I considered this sleepily and came to the only conclusion I could. “I guess you
love me, huh?”
“Oh yes. Very much so.”
“Why?”
He was silent for a moment. Then he said, “Because there is no one such as you
in the world, and you belong to me. I’ll believe in you always because you are my
son. You’re going to be strong and brave, and one day, you’re going to be a great
man and you will stand for what you believe in. I have faith that you will stand and
be true.”
I didn’t understand, but then I was asleep, so it didn’t matter. I was safe against
Big Eddie.
I woke briefly, later in the night, to my father carrying me back up the road, my
backpack slung over one of his big arms, my head on his shoulder, his hand on my
back, rubbing in slow circles as he sang a familiar song. “Sometimes I float along the
river, for to its surface I am bound. And there are times stones done fill my pockets,
oh Lord, and it's into this river I drown.”

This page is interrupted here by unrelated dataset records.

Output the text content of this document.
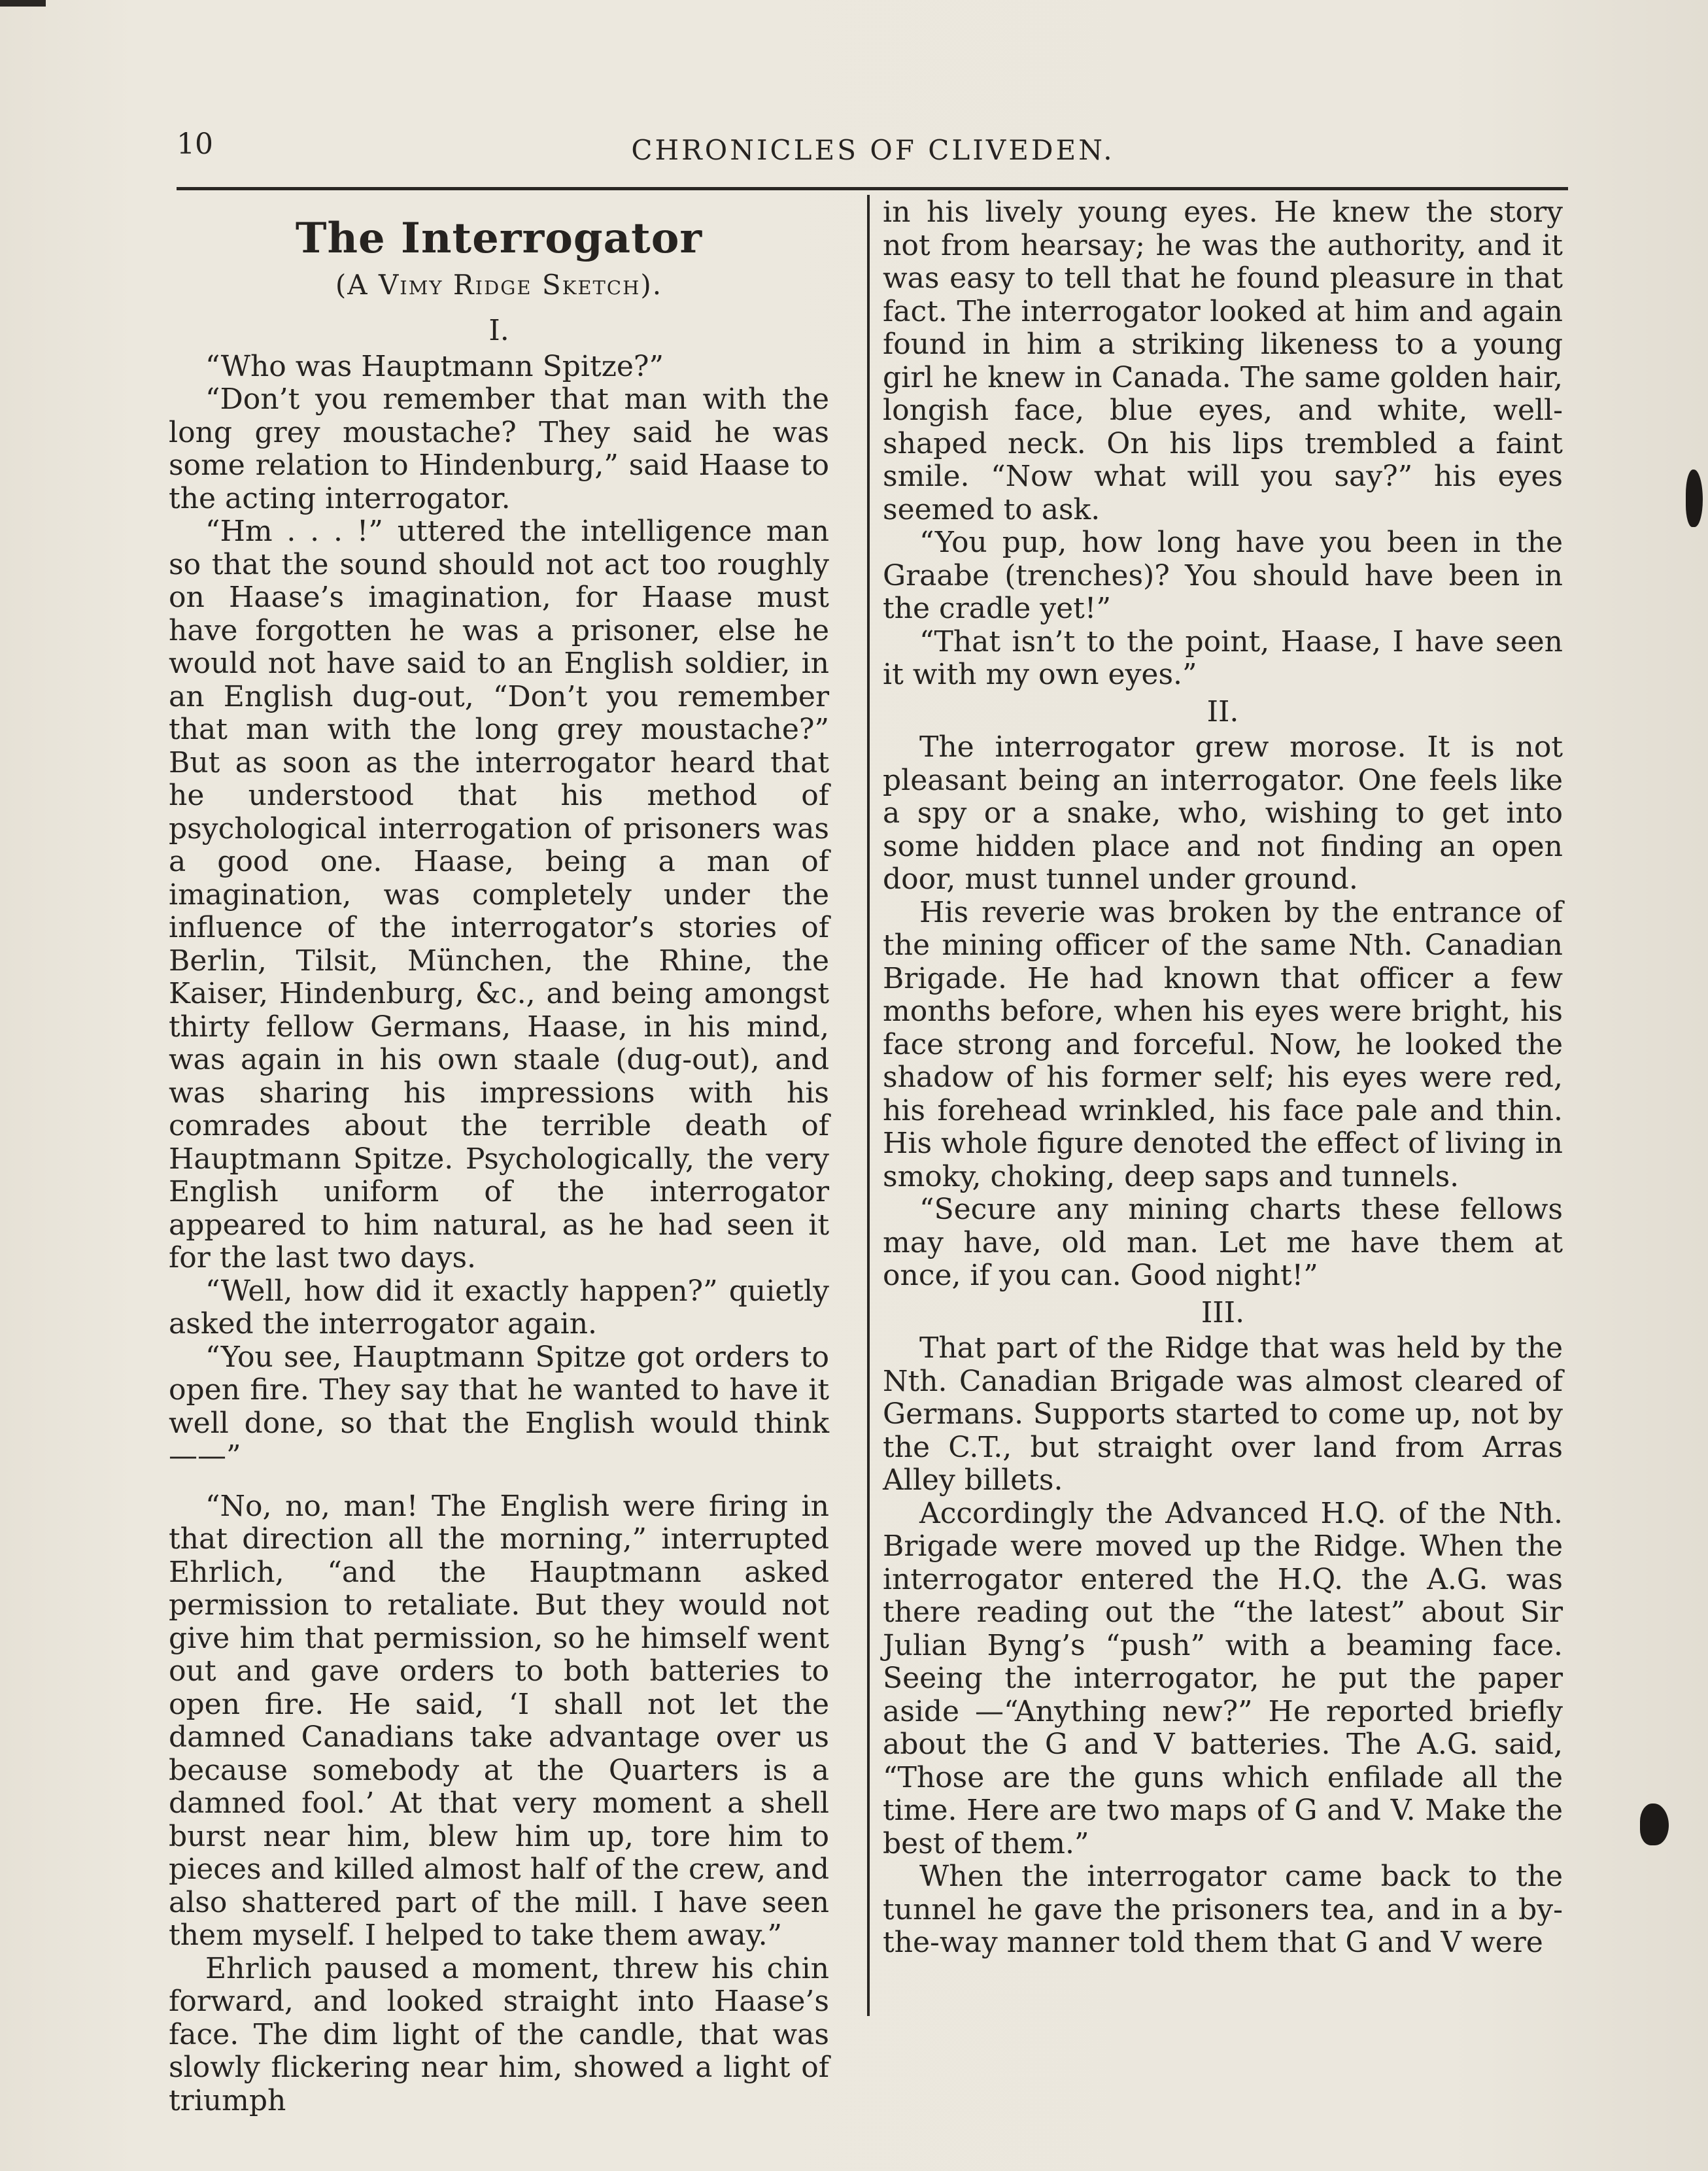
10	CHRONICLES OF CLIVEDEN.
The Interrogator
(A Vimy Ridge Sketch).
I.

“Who was Hauptmann Spitze?”

“Don’t you remember that man with the long grey moustache? They said he was some relation to Hindenburg,” said Haase to the acting interrogator.

“Hm . . . !” uttered the intelligence man so that the sound should not act too roughly on Haase’s imagination, for Haase must have forgotten he was a prisoner, else he would not have said to an English soldier, in an English dug-out, “Don’t you remember that man with the long grey moustache?” But as soon as the interrogator heard that he understood that his method of psychological interrogation of prisoners was a good one. Haase, being a man of imagination, was completely under the influence of the interrogator’s stories of Berlin, Tilsit, München, the Rhine, the Kaiser, Hindenburg, &c., and being amongst thirty fellow Germans, Haase, in his mind, was again in his own staale (dug-out), and was sharing his impressions with his comrades about the terrible death of Hauptmann Spitze. Psychologically, the very English uniform of the interrogator appeared to him natural, as he had seen it for the last two days.

“Well, how did it exactly happen?” quietly asked the interrogator again.

“You see, Hauptmann Spitze got orders to open fire. They say that he wanted to have it well done, so that the English would think ——”

“No, no, man! The English were firing in that direction all the morning,” interrupted Ehrlich, “and the Hauptmann asked permission to retaliate. But they would not give him that permission, so he himself went out and gave orders to both batteries to open fire. He said, ‘I shall not let the damned Canadians take advantage over us because somebody at the Quarters is a damned fool.’ At that very moment a shell burst near him, blew him up, tore him to pieces and killed almost half of the crew, and also shattered part of the mill. I have seen them myself. I helped to take them away.”

Ehrlich paused a moment, threw his chin forward, and looked straight into Haase’s face. The dim light of the candle, that was slowly flickering near him, showed a light of triumph

in his lively young eyes. He knew the story not from hearsay; he was the authority, and it was easy to tell that he found pleasure in that fact. The interrogator looked at him and again found in him a striking likeness to a young girl he knew in Canada. The same golden hair, longish face, blue eyes, and white, well-shaped neck. On his lips trembled a faint smile. “Now what will you say?” his eyes seemed to ask.

“You pup, how long have you been in the Graabe (trenches)? You should have been in the cradle yet!”

“That isn’t to the point, Haase, I have seen it with my own eyes.”

II.

The interrogator grew morose. It is not pleasant being an interrogator. One feels like a spy or a snake, who, wishing to get into some hidden place and not finding an open door, must tunnel under ground.

His reverie was broken by the entrance of the mining officer of the same Nth. Canadian Brigade. He had known that officer a few months before, when his eyes were bright, his face strong and forceful. Now, he looked the shadow of his former self; his eyes were red, his forehead wrinkled, his face pale and thin. His whole figure denoted the effect of living in smoky, choking, deep saps and tunnels.

“Secure any mining charts these fellows may have, old man. Let me have them at once, if you can. Good night!”

III.

That part of the Ridge that was held by the Nth. Canadian Brigade was almost cleared of Germans. Supports started to come up, not by the C.T., but straight over land from Arras Alley billets.

Accordingly the Advanced H.Q. of the Nth. Brigade were moved up the Ridge. When the interrogator entered the H.Q. the A.G. was there reading out the “the latest” about Sir Julian Byng’s “push” with a beaming face. Seeing the interrogator, he put the paper aside —“Anything new?” He reported briefly about the G and V batteries. The A.G. said, “Those are the guns which enfilade all the time. Here are two maps of G and V. Make the best of them.”

When the interrogator came back to the tunnel he gave the prisoners tea, and in a by-the-way manner told them that G and V were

He carried me all the way home, and I knew it would all be okay because my
father held me in his arms.
Griggs points the rifle at me. The river roars at my back. The heels of my feet
are on the river’s edge. The rain pours from the sky.
“You killed Big Eddie,” I say. “You should have just left things alone, Benji,” he snaps at me. “All of this could have been avoided had you just walked away.”
“I am my father’s son.”
He laughs. “And look where that’s gotten you! The same place where Big Eddie drowned. It’s almost poetic, if you think about it.”